Heliopan Variable (1 to 6 Stops) ND Filter


The Heliopan variable grey neutral density ND 0.3 – ND 1.8 filter cost $350 AUD for the 77mm size tested. Heliopan are the least forthcoming about the effect of variable NDs stating:

“Depending on the focal length of the lens this filter is not recommended for use with very wide angle lenses.”

The Heliopan variable neutral density filter is the only one on test that has a brass frame. It is also one of only two that have hard stops to limit the amount of adjustment.


But having said that you shouldn’t be having too many problems as the filter has hard stops to prevent running into the “Maltese cross” phenomenon. They claim the use of Schott glass but make no mention of any coatings. The frame is made in Germany of brass with a matte black finish to avoid reflections and has hard stops at each end of the adjustment range plus a numerical scale marked from 1-12 but the numbers don’t correspond to any ND value. The filter comes in a square hard plastic case that is hinged and it is quite sturdy.

Heliopan Variable (1 to 6 Stops) ND Filter


The tested performance was similar to that of the Cokin a slight colour cast ( although different from the Cokin) and no effect on image sharpness.  For the video AF there was no impact on the focus performance and no effect on the image quality.For the stills AF the heliopan was the best performer with a score of 86%. Interestingly it was not an equal performance across both cameras. On the Sony it achieved a score of 78% and the Olympus 94%. I’m really at a loss to explain why there is such as discrepancy with the results and I had to test several times to confirm it. The Heliopan didn’t do very well in the glare test exhibiting pronounced veiling and ghosting flare. It wasn’t as bad as the Fotga but it was significantly worse than the Urth and the Cokin.





For filters that don’t have hard stops, like this Cokin, if you apply too much filtration you get this cross pattern.


Before I started testing I definitely believed that you got what you paid for. I fully expected the Fotga filter to be the worst performer and the Heliopan the best leaving the Cokin and Urth filters to battle for second and third places. Well I only got part of it right.
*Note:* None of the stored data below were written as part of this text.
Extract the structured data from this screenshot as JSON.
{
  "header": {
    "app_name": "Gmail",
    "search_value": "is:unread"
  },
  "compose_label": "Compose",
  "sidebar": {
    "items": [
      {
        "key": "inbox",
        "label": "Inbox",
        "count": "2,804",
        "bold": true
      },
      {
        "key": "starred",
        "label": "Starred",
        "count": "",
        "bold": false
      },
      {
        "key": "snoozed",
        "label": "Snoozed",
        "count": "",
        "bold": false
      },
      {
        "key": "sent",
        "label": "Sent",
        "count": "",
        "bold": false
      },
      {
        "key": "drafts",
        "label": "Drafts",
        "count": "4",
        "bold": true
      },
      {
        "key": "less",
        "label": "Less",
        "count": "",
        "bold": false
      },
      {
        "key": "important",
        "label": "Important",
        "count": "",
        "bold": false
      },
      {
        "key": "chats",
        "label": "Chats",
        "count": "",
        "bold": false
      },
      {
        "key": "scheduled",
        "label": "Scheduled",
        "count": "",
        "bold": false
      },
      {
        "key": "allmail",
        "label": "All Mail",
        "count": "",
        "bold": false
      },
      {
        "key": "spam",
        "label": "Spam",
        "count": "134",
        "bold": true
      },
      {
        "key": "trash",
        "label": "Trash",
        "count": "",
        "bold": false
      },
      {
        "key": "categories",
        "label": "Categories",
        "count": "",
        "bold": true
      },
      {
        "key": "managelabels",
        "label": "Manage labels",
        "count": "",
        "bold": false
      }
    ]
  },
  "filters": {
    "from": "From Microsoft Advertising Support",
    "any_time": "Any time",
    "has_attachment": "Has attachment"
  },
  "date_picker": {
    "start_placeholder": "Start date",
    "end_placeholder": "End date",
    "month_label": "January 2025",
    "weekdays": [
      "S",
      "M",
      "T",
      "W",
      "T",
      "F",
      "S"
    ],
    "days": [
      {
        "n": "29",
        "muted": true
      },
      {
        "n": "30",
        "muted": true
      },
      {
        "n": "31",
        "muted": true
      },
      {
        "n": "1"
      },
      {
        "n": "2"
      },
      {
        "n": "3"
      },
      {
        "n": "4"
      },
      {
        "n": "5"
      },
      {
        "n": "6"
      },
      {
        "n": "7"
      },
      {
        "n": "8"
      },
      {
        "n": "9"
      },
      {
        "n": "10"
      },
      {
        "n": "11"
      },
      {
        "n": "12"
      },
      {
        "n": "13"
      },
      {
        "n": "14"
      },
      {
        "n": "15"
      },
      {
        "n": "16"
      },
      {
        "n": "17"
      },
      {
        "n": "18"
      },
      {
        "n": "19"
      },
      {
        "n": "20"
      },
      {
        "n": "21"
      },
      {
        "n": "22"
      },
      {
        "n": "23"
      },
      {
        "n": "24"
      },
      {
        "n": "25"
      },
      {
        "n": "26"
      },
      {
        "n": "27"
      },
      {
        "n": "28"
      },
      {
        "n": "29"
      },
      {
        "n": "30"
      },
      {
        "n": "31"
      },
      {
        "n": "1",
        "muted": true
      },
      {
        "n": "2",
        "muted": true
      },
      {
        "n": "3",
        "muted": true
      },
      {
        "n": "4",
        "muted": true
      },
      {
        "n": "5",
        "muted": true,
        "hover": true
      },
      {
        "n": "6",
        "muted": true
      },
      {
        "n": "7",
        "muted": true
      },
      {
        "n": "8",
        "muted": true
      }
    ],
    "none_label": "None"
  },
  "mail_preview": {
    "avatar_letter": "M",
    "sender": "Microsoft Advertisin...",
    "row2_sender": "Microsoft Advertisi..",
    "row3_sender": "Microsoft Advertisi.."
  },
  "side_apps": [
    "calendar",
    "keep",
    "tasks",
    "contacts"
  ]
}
The Fotga was definitely the worst performing filter of the bunch. Its only redeeming feature is the price – it’s incredibly cheap. The real surprise was that the Heliopan while being marginally the best performer wasn’t delivering any significant improvement over the Cokin which cost half the amount. The Urth filter was a very solid performer. Their 77mm is half the price of the Cokin yet delivered a result that was only a fraction worse – probably undetectable in real world use. Yet the filter has hard stops and is more nicely made and presented. For a little more, $44 AUD to be precise, the Urth Filter Plus+ might be a very good buy having the benefit of the better Schott glass, but that is conjecture as I’ve not used one.

A key takeaway is that to get the best possible image quality you have to set your custom white white balance with the filter on. All the filters produce some degree of colour cast despite what the manufacturers claim. All the filters are prone to flare so I would recommend the use of a lens hood. Lens hoods and variable NDs are problematic as the filters prevent the use of the ones designed for the lens. I now use a matt box when shooting outside and it has made a surprising difference.

To sum up, well if I needed to start again I wouldn’t waste my money on the Heliopan. The Cokin would be my choice if I could live without hard stops and the Urth would be it if I couldn’t.